We’ve talked at great lengths about how to celebrate the holiday. Should my wife still take Father’s Day? Should we celebrate together? Should we forget the whole thing? We decided on a co-celebration. She’s as much of our children’s mother as I am, even though, biologically, she is their father. It’s a strange space to be in. I firmly believe that fathers and mothers are capable of the same feats when it comes to children — there is no predetermined roles of authoritarian, or nurturer. Both parents, regardless of sex or gender, can contribute to the well-being and development of children. Despite this, something feels different about a mother — something slightly intangible.
If we can agree that an adoptive mother is just as much a mother as a biological one, then we can remove birth from the equation. We can also remove genetic material and biology. There’s something deeper to motherhood that can’t be ascribed to physical components. It is a concept tackled by philosophers and poets. I think often of Edgar Allen Poe’s sonnet to his mother-in-law. She was a woman that he felt closer to than his own mother. He wrote, “Because I feel that, in the Heavens above / The angels, whispering to one another, / Can find, among their burning terms of love / None so devotional as that of ‘Mother’” Is it the devotion that makes a mother? I’d like to think that fathers have this same sort of devotion to their children.
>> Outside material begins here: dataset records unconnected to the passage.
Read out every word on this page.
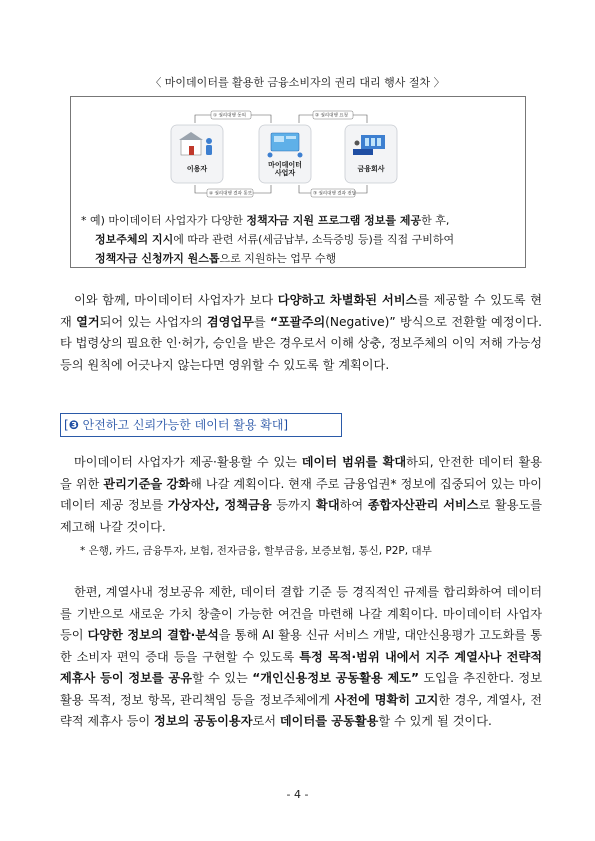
〈 마이데이터를 활용한 금융소비자의 권리 대리 행사 절차 〉
① 권리대행 동의	② 권리대행 요청
③ 권리대행 결과 전달
④ 권리대행 결과 통보
이용자	마이데이터
사업자	금융회사
* 예) 마이데이터 사업자가 다양한 정책자금 지원 프로그램 정보를 제공한 후,
정보주체의 지시에 따라 관련 서류(세금납부, 소득증빙 등)를 직접 구비하여
정책자금 신청까지 원스톱으로 지원하는 업무 수행
이와 함께, 마이데이터 사업자가 보다 다양하고 차별화된 서비스를 제공할 수 있도록 현재 열거되어 있는 사업자의 겸영업무를 “포괄주의(Negative)” 방식으로 전환할 예정이다. 타 법령상의 필요한 인·허가, 승인을 받은 경우로서 이해 상충, 정보주체의 이익 저해 가능성 등의 원칙에 어긋나지 않는다면 영위할 수 있도록 할 계획이다.
[❸ 안전하고 신뢰가능한 데이터 활용 확대]
마이데이터 사업자가 제공·활용할 수 있는 데이터 범위를 확대하되, 안전한 데이터 활용을 위한 관리기준을 강화해 나갈 계획이다. 현재 주로 금융업권* 정보에 집중되어 있는 마이데이터 제공 정보를 가상자산, 정책금융 등까지 확대하여 종합자산관리 서비스로 활용도를 제고해 나갈 것이다.
* 은행, 카드, 금융투자, 보험, 전자금융, 할부금융, 보증보험, 통신, P2P, 대부
한편, 계열사내 정보공유 제한, 데이터 결합 기준 등 경직적인 규제를 합리화하여 데이터를 기반으로 새로운 가치 창출이 가능한 여건을 마련해 나갈 계획이다. 마이데이터 사업자 등이 다양한 정보의 결합·분석을 통해 AI 활용 신규 서비스 개발, 대안신용평가 고도화를 통한 소비자 편익 증대 등을 구현할 수 있도록 특정 목적·범위 내에서 지주 계열사나 전략적 제휴사 등이 정보를 공유할 수 있는 “개인신용정보 공동활용 제도” 도입을 추진한다. 정보 활용 목적, 정보 항목, 관리책임 등을 정보주체에게 사전에 명확히 고지한 경우, 계열사, 전략적 제휴사 등이 정보의 공동이용자로서 데이터를 공동활용할 수 있게 될 것이다.
- 4 -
Of course, there is the obvious that separates a father from a mother—gender. For a trans woman, gender can be a minefield. Maybe this is why I’ve segued away from the idea of Father’s day entirely as a way to celebrate my spouse’s contribution to our family unit. Mother’s day is an easy and family-oriented way of affirming my spouse’s gender. Aside from this explanation, there’s something that instinctually makes me consider her as a mother first, despite the biological relationship she shares with our children. It is something I can’t quite contextualize.
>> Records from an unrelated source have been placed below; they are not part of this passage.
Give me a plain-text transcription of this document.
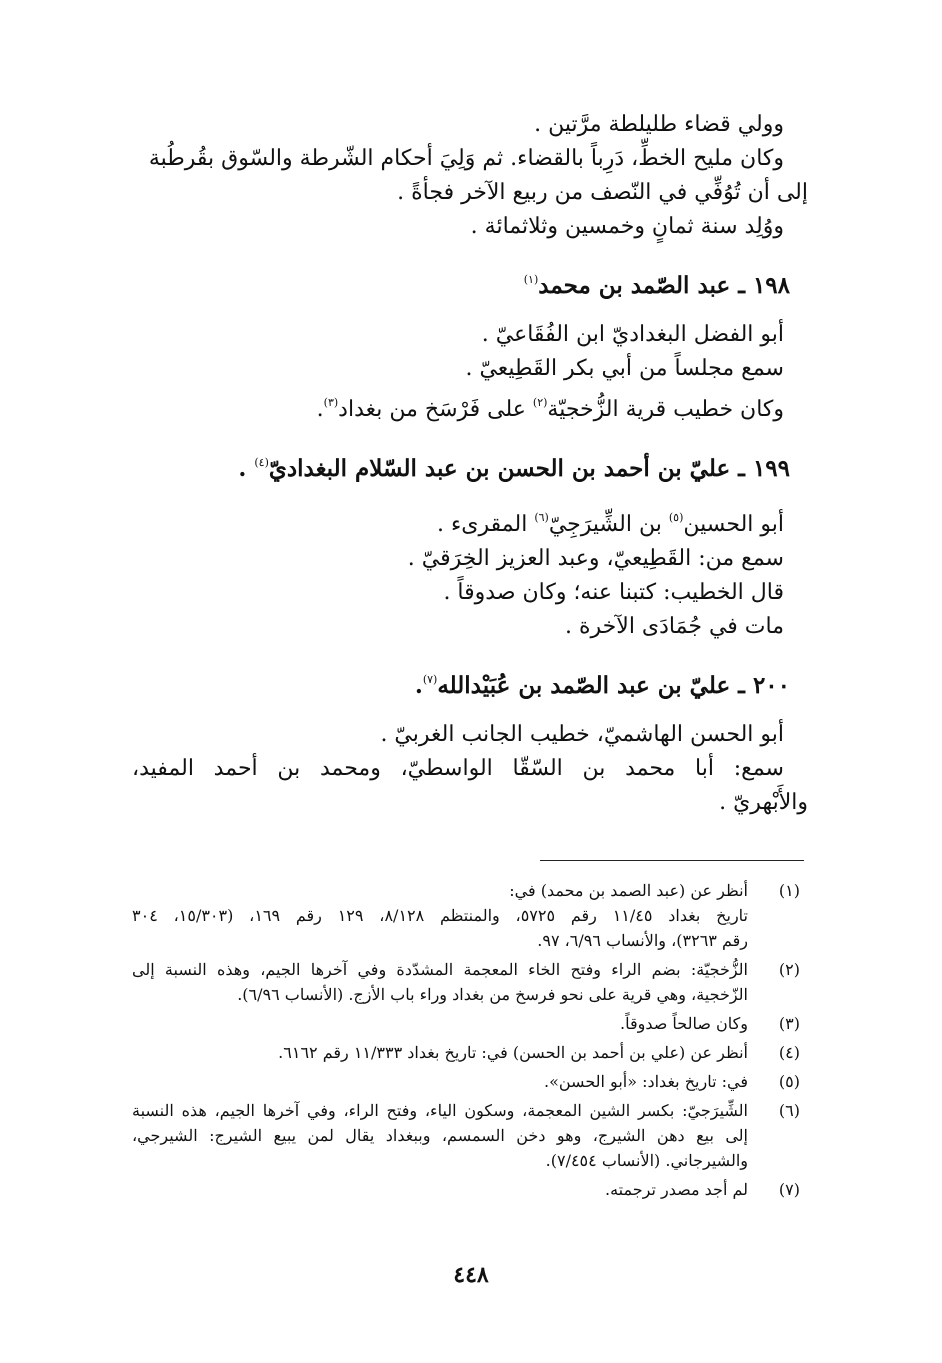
وولي قضاء طليلطة مرَّتين .

وكان مليح الخطِّ، دَرِباً بالقضاء. ثم وَلِيَ أحكام الشّرطة والسّوق بقُرطُبة

إلى أن تُوُفِّي في النّصف من ربيع الآخر فجأةً .

ووُلِد سنة ثمانٍ وخمسين وثلاثمائة .

١٩٨ ـ عبد الصّمد بن محمد$^{(١)}$

أبو الفضل البغداديّ ابن الفُقَاعيّ .

سمع مجلساً من أبي بكر القَطِيعيّ .

وكان خطيب قرية الزُّخجيّة$^{(٢)}$ على فَرْسَخ من بغداد$^{(٣)}$.

١٩٩ ـ عليّ بن أحمد بن الحسن بن عبد السّلام البغداديّ$^{(٤)}$ .

أبو الحسين$^{(٥)}$ بن الشِّيرَجِيّ$^{(٦)}$ المقرىء .

سمع من: القَطِيعيّ، وعبد العزيز الخِرَقيّ .

قال الخطيب: كتبنا عنه؛ وكان صدوقاً .

مات في جُمَادَى الآخرة .

٢٠٠ ـ عليّ بن عبد الصّمد بن عُبَيْدالله$^{(٧)}$.

أبو الحسن الهاشميّ، خطيب الجانب الغربيّ .

سمع: أبا محمد بن السّقّا الواسطيّ، ومحمد بن أحمد المفيد،

والأَبْهريّ .

(١)
أنظر عن (عبد الصمد بن محمد) في:
تاريخ بغداد ١١/٤٥ رقم ٥٧٢٥، والمنتظم ٨/١٢٨، ١٢٩ رقم ١٦٩، (١٥/٣٠٣، ٣٠٤
رقم ٣٢٦٣)، والأنساب ٦/٩٦، ٩٧.
(٢)
الزُّخجيّة: بضم الراء وفتح الخاء المعجمة المشدّدة وفي آخرها الجيم، وهذه النسبة إلى
الزّخجية، وهي قرية على نحو فرسخ من بغداد وراء باب الأزج. (الأنساب ٦/٩٦).
(٣)
وكان صالحاً صدوقاً.
(٤)
أنظر عن (علي بن أحمد بن الحسن) في: تاريخ بغداد ١١/٣٣٣ رقم ٦١٦٢.
(٥)
في: تاريخ بغداد: «أبو الحسن».
(٦)
الشِّيرَجيّ: بكسر الشين المعجمة، وسكون الياء، وفتح الراء، وفي آخرها الجيم، هذه النسبة
إلى بيع دهن الشيرج، وهو دخن السمسم، وببغداد يقال لمن يبيع الشيرج: الشيرجي،
والشيرجاني. (الأنساب ٧/٤٥٤).
(٧)
لم أجد مصدر ترجمته.
٤٤٨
I feel, instinctively, that she’s their mother, too. It’s in a different way than the way that I’m their mother — I carried them in my womb for nine months, I birthed them, I breastfed them. My body was their incubator, food source, and is now their jungle gym. But she is just as much a parent, a mentor, a counselor, and a caregiver as I am. Her patience is unparalleled. Her sense of adventure is infectious. She is just as much a goddess in the eyes of our children as I am, and for that reason, she has earned this title, and I don’t mind sharing the day. Even if I’m conflicted about the day itself, I don’t find myself conflicted about our joint celebration.